At 10:46 PM 01-05-97 -0400, Gordon Cook wrote:
>
>First it was AGIS (but who cares about AGIS?). Now UUNET. Tomorrow who?

Gordon;

In my view, UUNET and PSI were the second to try to put the Big Squeeze on,
with the CIX filtering incident with the original "settlements" squeeze
that ANS tried to perpetrate on the NSFNET regionals as the historic first.
The CIX filtering idea was that the smaller ISPs should be forced to pay a
$10k fee in the hope that they might be encouraged to buy transit instead.
Sprint forced the issue by welcoming the smaller ISP market while MCI
waffled, UUNET said "No way", and PSI said "It depends". Then along comes
Net99 and the backbone market blows wide open and now everyone resells
bandwidth. Not good for the big backbones.
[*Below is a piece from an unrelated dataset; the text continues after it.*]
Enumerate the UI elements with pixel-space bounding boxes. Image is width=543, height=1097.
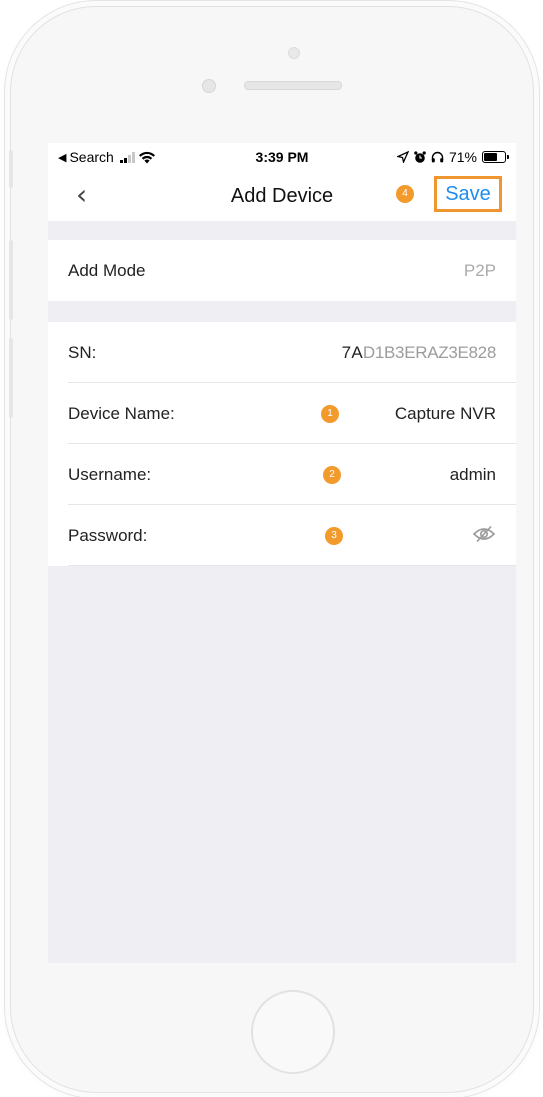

When UUNET says "sure we'll peer with you, but we don't need no stinkin'
contract" and when MCI and others will sign a contract but only for a year,
what do you expect to happen someday? Pretty clever about the NDA -- it
kept the lid on for over a month.

Backbones are expensive, but hard to value to the customer. Bandwidth
resale leaves too much margin for small ISPs to make money, in the view of
the backbone providers. The market can't support thirty-five separate
backbones, even were they all to be "MFS-no-money-down" instant backbones,
as I sometimes think they are. :-)

Sooner or later, the Big Squeeze will work. If not now, then next year. If
your business plan competes head-to-head with a facilities-based ISP, then
you'd better think hard about how to change it, because there just aren't
going to be that many facilities-based ISPs in future.